Peki bu yıl? Tabiki çok daha hızlı bir şekilde yayılmaya devam ediyor. Daha önce bulaştığı tek bir makineyi şifreleyen kötü içerikli kodlar zamanla network üzerinde de yayılmaya başladı. Şimdi ise yedek planlarımızı inceleyecek hatta DR site için bile erişim sağlayıp oradaki yedeklere kadar şifreleme, silme işlemi yapacak duruma gelmiş. Özetle biz kendimizi savunma için yaptığımız her bir iyileştirmeyi çok yakından takip eden ve buna karşı sürekli olarak ataklarını geliştiren bir topluluktan bahsediyoruz. Benzer araçlar ile farklı uzmanlık seviyelerine göre farklı ataklar yapıyorlar. Bazen çok kritik bir sisteme giren ancak işi çok iyi bilmediği için bir tek veri tabanı ile kurtaran müşteriler oluyorken bazen de müşteriler çok sağlam bir güvenlik ve yedekleme politikasına sahip olmasına karşın disaster site içerisindeki yedeklere kadar ( tape ünitesinde unutulan kartuş dahil) silinmiş bir senaryo ile haftaya başlayabiliyorlar. Özetle, durum her geçen gün kötüye gidiyor ve bizim aldığımız her bir önlem için onlar da bir adım ileriye gidiyorlar. Şu andaki en iyi yöntem yedek. Artık özellikle atak yiyen veya bundan korkan yada kişisel verileri koruma kanunu başta olmak üzere regülasyona tabi olan kurumsal bu konulara çok büyük önem veriyor. Durum böyle olunca da yedekleme politikaları bir daha gözden geçiriliyor ve olası bir saldırı olsa dahi yedekten dönerek hayatlarına devam edebiliyorlar.

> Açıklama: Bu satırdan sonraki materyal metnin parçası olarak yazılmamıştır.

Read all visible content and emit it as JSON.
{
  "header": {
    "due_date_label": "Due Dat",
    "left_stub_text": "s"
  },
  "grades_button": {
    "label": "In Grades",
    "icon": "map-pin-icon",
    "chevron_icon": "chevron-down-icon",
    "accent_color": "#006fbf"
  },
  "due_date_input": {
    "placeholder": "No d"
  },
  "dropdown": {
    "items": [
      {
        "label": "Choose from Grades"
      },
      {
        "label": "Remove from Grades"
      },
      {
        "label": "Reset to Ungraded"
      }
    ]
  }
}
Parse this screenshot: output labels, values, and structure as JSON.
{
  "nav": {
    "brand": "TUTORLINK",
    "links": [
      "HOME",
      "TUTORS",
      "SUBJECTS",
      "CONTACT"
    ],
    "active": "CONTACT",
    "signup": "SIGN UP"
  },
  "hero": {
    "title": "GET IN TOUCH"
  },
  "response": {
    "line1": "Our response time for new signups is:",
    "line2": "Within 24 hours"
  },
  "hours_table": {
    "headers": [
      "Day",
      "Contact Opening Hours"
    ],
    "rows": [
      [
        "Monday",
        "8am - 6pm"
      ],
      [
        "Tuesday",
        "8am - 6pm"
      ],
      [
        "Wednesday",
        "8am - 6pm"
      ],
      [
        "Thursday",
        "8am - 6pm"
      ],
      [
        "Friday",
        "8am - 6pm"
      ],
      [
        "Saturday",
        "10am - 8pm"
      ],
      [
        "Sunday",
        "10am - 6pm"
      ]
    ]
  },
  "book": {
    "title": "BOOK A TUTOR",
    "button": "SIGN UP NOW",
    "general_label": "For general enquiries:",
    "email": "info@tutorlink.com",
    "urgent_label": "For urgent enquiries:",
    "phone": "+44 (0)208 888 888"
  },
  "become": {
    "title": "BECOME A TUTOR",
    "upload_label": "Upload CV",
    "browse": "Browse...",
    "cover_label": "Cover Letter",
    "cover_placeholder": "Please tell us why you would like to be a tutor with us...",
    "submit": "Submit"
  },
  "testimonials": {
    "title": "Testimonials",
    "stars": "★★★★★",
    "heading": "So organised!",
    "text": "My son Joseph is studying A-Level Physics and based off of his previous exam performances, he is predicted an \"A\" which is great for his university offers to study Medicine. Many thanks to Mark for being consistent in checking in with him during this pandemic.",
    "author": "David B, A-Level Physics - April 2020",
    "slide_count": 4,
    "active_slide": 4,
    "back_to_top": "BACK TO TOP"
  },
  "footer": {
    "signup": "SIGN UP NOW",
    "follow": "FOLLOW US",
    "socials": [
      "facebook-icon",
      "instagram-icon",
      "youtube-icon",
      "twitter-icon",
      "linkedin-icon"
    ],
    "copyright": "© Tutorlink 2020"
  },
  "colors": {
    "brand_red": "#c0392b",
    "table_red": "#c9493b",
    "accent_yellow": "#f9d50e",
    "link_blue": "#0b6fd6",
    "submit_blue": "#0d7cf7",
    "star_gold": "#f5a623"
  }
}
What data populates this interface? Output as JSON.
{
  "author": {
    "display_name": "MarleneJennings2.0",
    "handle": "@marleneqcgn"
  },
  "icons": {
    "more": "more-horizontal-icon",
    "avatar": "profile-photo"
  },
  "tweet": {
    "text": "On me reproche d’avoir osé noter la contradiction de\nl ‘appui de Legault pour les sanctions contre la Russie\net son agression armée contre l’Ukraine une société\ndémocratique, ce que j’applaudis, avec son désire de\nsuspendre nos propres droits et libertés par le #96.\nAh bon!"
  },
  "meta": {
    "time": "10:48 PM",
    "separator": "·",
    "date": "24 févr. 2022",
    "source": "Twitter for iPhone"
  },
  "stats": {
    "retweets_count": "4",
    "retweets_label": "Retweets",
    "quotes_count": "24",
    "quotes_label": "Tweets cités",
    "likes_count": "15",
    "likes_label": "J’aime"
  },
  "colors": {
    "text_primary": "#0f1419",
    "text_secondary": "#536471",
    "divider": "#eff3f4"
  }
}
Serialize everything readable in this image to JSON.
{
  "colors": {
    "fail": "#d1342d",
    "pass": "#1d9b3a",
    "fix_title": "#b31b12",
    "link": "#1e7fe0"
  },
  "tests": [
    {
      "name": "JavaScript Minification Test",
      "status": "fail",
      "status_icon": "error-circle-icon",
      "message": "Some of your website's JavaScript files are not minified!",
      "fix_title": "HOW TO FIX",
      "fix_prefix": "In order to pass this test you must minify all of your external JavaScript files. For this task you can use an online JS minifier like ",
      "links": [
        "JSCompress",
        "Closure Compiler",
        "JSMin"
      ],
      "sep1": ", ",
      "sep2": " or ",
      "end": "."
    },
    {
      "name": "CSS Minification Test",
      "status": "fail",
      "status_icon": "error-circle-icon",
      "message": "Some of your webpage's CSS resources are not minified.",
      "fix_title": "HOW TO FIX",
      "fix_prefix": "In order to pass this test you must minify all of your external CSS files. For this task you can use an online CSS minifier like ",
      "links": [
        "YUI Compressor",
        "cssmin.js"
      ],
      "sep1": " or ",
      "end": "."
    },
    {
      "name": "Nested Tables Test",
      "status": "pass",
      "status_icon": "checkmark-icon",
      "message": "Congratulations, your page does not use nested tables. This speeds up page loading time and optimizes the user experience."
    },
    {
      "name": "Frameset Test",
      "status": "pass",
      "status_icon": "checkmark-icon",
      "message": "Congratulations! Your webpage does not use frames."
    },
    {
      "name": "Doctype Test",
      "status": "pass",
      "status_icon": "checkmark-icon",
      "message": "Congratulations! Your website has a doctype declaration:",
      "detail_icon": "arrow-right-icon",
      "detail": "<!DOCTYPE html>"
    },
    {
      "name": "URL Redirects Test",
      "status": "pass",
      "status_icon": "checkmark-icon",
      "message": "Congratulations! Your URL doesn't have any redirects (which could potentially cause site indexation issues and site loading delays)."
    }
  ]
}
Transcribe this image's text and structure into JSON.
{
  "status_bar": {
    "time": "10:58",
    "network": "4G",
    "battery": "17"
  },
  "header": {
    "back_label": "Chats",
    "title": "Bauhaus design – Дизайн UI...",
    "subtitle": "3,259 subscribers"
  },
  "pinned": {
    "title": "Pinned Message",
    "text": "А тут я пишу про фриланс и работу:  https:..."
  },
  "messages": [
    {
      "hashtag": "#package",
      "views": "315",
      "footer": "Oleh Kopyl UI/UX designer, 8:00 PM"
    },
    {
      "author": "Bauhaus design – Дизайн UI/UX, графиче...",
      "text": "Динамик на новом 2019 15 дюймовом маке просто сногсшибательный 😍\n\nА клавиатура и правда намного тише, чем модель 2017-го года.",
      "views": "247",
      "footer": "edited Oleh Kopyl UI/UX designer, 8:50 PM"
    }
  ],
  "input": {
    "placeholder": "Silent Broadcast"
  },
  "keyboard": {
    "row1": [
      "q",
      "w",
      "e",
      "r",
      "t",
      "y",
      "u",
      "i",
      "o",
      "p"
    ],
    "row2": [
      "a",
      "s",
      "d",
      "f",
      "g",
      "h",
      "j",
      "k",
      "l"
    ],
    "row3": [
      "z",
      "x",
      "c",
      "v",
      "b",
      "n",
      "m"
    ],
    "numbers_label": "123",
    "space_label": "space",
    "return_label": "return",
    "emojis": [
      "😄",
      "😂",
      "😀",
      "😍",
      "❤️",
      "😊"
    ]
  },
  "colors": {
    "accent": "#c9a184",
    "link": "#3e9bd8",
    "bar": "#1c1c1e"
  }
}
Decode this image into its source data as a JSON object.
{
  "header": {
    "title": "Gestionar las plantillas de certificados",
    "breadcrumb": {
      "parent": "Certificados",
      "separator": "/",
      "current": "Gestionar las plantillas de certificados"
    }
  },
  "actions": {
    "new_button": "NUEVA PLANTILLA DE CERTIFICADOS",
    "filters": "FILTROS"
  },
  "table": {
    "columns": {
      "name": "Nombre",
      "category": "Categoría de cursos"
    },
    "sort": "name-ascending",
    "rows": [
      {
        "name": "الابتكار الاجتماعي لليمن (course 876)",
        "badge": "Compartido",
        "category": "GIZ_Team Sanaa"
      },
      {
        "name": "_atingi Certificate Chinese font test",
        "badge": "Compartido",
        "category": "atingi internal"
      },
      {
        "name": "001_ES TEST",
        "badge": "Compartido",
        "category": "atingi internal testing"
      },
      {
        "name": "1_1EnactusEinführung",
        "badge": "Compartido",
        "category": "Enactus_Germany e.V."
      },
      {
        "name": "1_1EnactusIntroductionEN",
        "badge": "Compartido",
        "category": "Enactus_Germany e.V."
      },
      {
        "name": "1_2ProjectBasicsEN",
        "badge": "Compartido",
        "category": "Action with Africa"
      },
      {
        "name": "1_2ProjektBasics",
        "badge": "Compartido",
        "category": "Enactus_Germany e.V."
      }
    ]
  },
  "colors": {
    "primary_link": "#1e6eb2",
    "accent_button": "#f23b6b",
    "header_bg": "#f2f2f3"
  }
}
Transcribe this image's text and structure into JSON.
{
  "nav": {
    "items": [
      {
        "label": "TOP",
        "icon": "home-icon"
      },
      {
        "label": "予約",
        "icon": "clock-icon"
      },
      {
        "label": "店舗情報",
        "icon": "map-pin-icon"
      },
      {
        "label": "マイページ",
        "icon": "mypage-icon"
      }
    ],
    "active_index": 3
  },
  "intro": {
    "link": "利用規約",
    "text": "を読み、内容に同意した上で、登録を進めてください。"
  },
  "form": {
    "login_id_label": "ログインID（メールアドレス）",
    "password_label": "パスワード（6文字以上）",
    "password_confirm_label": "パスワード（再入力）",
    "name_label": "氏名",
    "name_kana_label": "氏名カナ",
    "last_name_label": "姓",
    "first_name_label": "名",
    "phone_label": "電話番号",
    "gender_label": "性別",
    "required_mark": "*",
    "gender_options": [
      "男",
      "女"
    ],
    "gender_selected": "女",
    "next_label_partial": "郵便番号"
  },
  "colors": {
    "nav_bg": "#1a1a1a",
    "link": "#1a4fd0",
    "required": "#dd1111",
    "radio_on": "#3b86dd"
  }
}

Bu durumun gelirlerinde düşüşe neden olmasından dolayı bu tür zararlıları ortama yayan kişiler bu sefer girdikleri ortamı önce inceleyerek NAS cihazındaki, uzak site içerisindeki hatta tape ünitesinde kalan kasetteki yedeği bile siliyor, şifreliyor ve para almayı garantiliyor.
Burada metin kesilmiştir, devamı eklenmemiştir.